Top House Republican Opposes New Congressional Probe Into Jan. 6 Capitol Attack
Supporters of US President Donald Trump gather outside the US Capitol's Rotunda on January 6, 2021, in Washington, DC. - Demonstrators breeched security and entered the Capitol as Congress debated the a 2020 presidential election Electoral Vote Certification. (Photo by Olivier DOULIERY / AFP) (Photo by

The top House Republican on Tuesday said he does not support the creation of a new commission to investigate the U.S. Capitol breach in January, saying the new panel could adversely affect ongoing criminal proceedings.

Rep. Kevin McCarthy (R-CA) also said funds have already been appropriated to conduct a comprehensive review of the operations of the Capitol Police, who were overwhelmed by the riot on Jan. 6. He also noted that nearly 450 arrests have been made in connection with the day’s events, which means criminal cases are well underway.

“Unfortunately, the legislation being considered in the House this week is drafted in such a way that could interfere with and ultimately undermine these ongoing prosecutorial efforts — just one byproduct of a process that circumvents committee markup and is expected to come to the House floor under a closed rule,” McCarthy said in a statement.

Democrats in the House are set to call a vote this week on the creation of a commission to investigate the Capitol riot. On Jan. 6, a pro-Trump mob swarmed the Capitol as lawmakers and then-Vice President Mike Pence were just beginning to tabulate the 2020 Electoral College vote. Biden defeated then-President Donald Trump by a 306-232 vote in the college.

“House Democratic leadership has scheduled votes on two bills stemming from the Capitol attack,” The Hill reported. “The top Democrat and Republican on the House Homeland Security Committee reached an agreement late last week on legislation to establish a bipartisan 9/11-style commission to investigate the Jan. 6 attack on the Capitol.”

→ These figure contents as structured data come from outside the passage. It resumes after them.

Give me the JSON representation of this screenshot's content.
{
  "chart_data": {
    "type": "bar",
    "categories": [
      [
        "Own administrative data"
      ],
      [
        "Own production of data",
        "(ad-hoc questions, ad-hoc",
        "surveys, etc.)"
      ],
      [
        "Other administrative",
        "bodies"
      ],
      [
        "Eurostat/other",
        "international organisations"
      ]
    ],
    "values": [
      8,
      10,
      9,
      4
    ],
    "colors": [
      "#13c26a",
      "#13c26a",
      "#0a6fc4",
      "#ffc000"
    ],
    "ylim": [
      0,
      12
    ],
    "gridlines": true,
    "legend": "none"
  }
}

The Homeland Committee on Friday agreed to form a 10-member commission — five Republicans and five Democrats — to probe the events. But House Republican Leader Kevin McCarthy of California said that day that he hadn’t yet seen the agreement.

Meanwhile, Rep. Liz Cheney (R-WY), who last week was ousted from her No. 3 position in House GOP leadership, said McCarthy should appear before any commission. “He absolutely should and I wouldn’t be surprised if he were subpoenaed,” Cheney told ABC News’s “This Week.”

“I think he very clearly and said publicly that he’s got information about the president’s state of mind that day,” Cheney said.

Below is McCarthy’s full statement:

For months, the Speaker of the House refused to negotiate in good faith on basic parameters that would govern a commission to examine the January 6 attack on the U.S. Capitol. During this time, the Speaker even falsely claimed in the press that she had delivered Republicans a counterproposal, when in reality her proposal would not surface until weeks later. To be clear, Republican requests for fair representation and an unbiased premise from which to begin such an investigation were always understood to be the starting point for bipartisan negotiations, not the end result.

“While the Speaker has wasted time playing political games, numerous Congressional and intergovernmental agency efforts have picked up the slack. There are ongoing bipartisan investigations into all facets of the January 6 events occurring inside the Senate Committee on Homeland Security and Governmental Affairs, as well as the Senate Committee on Rules and Administration. Additionally, the Office of the Architect of the Capitol has been allocated $10 million to conduct a full, apolitical review into ways to remedy any security vulnerabilities that exist in the Capitol complex.

“Most notably, the Department of Justice has announced 445 arrests in conjunction with the events of January 6, and expect 100 more arrests to follow. The Federal Bureau of Investigation continues to investigate any and all crimes committed that day, and I fully support these individuals being prosecuted to the fullest extent of the law. Unfortunately, the legislation being considered in the House this week is drafted in such a way that could interfere with and ultimately undermine these ongoing prosecutorial efforts – just one byproduct of a process that circumvents committee markup and is expected to come to the House Floor under a closed rule.

“Finally, the renewed focus by Democrats to now stand up an additional commission ignores the political violence that has struck American cities, a Republican Congressional baseball practice, and, most recently, the deadly attack on Capitol Police on April 2, 2021. The presence of this political violence in American society cannot be tolerated and it cannot be overlooked. I have communicated this to our Democrat colleagues for months and its omission is deeply concerning.

“Given the political misdirections that have marred this process, given the now duplicative and potentially counterproductive nature of this effort, and given the Speaker’s shortsighted scope that does not examine interrelated forms of political violence in America, I cannot support this legislation.”